В парадоксах сила сверхписателей. И вслед за Ницше они должны поставить гераклитову печать на парменидовскую «неизменность». Во многом это — вопрос о воле к власти. Но именно в постановке Ницше. Воля к власти не как животная жажда власти, нет. А как воля к необходимости. Верить, что все изменится. А если и не судьба — погибнуть, сопротивляясь. Преодолеть себя, свое отчаяние, свое отвращение к «манагерам» и к «писдляпосам». И — не тратить силы на ресентимент, а найти мужество и волю пройти мимо. Продолжать писать. Пусть «из одной только любви воспарит полет презрения моего и предостерегающая птица моя: но не из болота!» — так говорил Заратустра.
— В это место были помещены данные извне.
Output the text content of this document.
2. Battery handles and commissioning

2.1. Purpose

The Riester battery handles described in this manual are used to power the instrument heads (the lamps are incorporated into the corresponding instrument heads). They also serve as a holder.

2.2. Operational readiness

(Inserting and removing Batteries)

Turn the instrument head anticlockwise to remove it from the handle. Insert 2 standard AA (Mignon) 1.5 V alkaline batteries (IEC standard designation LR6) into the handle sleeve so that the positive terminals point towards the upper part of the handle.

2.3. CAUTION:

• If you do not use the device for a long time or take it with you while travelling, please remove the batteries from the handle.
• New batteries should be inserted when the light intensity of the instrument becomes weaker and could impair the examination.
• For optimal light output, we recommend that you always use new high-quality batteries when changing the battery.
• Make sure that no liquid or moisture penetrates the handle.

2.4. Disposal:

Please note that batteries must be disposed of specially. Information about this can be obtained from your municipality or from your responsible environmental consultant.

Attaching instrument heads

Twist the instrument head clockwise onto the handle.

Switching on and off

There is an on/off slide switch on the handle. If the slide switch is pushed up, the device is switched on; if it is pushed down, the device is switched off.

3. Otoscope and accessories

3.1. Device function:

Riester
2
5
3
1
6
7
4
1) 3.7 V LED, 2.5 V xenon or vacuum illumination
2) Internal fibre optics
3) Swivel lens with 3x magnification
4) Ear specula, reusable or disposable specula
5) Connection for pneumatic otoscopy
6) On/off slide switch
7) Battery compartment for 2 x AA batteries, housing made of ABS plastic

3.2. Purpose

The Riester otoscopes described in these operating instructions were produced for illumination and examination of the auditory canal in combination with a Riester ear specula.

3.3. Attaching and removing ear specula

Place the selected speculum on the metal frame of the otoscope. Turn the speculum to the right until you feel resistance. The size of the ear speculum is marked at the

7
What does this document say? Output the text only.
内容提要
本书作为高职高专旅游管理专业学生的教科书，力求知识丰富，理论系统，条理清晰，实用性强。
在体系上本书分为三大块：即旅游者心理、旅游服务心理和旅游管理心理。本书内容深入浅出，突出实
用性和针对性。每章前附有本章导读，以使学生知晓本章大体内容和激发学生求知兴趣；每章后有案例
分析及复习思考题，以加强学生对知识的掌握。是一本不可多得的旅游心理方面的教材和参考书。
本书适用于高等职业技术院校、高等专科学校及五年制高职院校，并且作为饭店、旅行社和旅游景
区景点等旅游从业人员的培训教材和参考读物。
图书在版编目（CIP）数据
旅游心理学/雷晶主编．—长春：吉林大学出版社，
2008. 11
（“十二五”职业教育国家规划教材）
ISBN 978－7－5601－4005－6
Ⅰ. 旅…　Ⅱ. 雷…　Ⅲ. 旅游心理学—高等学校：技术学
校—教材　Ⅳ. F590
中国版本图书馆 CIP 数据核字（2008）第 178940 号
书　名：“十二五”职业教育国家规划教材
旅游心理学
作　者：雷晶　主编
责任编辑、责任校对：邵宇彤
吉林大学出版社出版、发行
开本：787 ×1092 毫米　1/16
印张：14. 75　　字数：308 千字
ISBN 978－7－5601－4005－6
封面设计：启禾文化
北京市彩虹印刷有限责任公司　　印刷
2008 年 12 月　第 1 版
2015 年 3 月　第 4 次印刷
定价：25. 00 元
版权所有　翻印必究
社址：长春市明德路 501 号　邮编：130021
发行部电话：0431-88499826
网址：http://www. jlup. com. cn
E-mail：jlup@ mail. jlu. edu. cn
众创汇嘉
Настоящее литературное письмо — это то же самое вечное возвращение. Посредственные писатели спешат, они не умеют ждать. Они пропускают то самое мгновение, когда начинается настоящее письмо. Они не знают выбора, потому что они рабы литпроцесса и погони за успехом. Но хорошее письмо хочет писателя целиком. Ведь пишет все существо (все сущее) писателя. «Писдляпос» никогда не понимал концепта вечного возвращения. Для него этот концепт всегда был лишь банальностью. На уме у него (как и у карлика из главы «О призраке и загадке» из «Заратустры») всегда круг, ежу понятная смена времен года, дня и ночи. На эти перемены и он, и карлик смотрят со стороны, «извне», они же обожатели фасадов. И они не понимают, почему Ницше говорит, что в настоящем (в мгновении) «прошлое и будущее сталкиваются лбами», для них одно лишь следует за другим. Вот и банальности, которые они в упоении описывают, всего лишь следуют одни за другими. Но для всего этого «писдляпосы» слишком маленькие. Видеть в концепте «вечного возвращения» всего лишь круг и не заметить воли к власти — их удел, также как и для «философов для последних людей». Увы, таким философам это тоже не под силу. Наверное, они плохо читали Хайдеггера, у которого, впрочем, довольно ясно написано, «что в отношении сущего в целом Ницше дает два ответа: сущее в целом есть воля к власти и сущее в целом есть вечное возвращение равного». Увы, такие «философы» тоже возвращаются к нам с ницшеанской стрелой. И сверхписатели должны с этим смириться, как смирился и Заратустра, которого утешали его любимые звери орел и змея.
Но пора назвать отгадку для тех, кто еще не утратил надежды, как она названа у самого Ницше: «“Отчеканить на становлении признаки бытия — высшая воля к власти <…> Что все возвращается — крайняя степень приближения мира становления к миру бытия: вершина созерцания». Каждый настоящий писатель в своем волении к сверхписателю должен знать и как следует понимать эту волю к необходимости сегодня. «Воля к власти, — говорит Делез, — мерцающий мир метаморфоз, сообщающихся интенсивностей, различий различий, дуновений, инсинуаций и выдохов: мир интенсивных интенциональностей, мир симулякров и «тайн”».
Из любви к русской литературе Ницше написал свой философский роман. Парадокс — русская литература возвращается к нам сегодня посредством Ницше. «Заратустра» был написан после размолвки с Лу Саломе (дочерью русского генерала!). Но, смеем заметить, роман с русской литературой не кончается.
Невидимо возвращается ницшеанская стрела. И может, это и не так плохо, что лишь немногие слышат ее чарующий звук: «О, эти греки! Они умели-таки жить; для этого нужно храбро оставаться у поверхности, у складки, у кожи, поклоняться иллюзии, верить в формы, звуки, слова, в весь Олимп иллюзии!»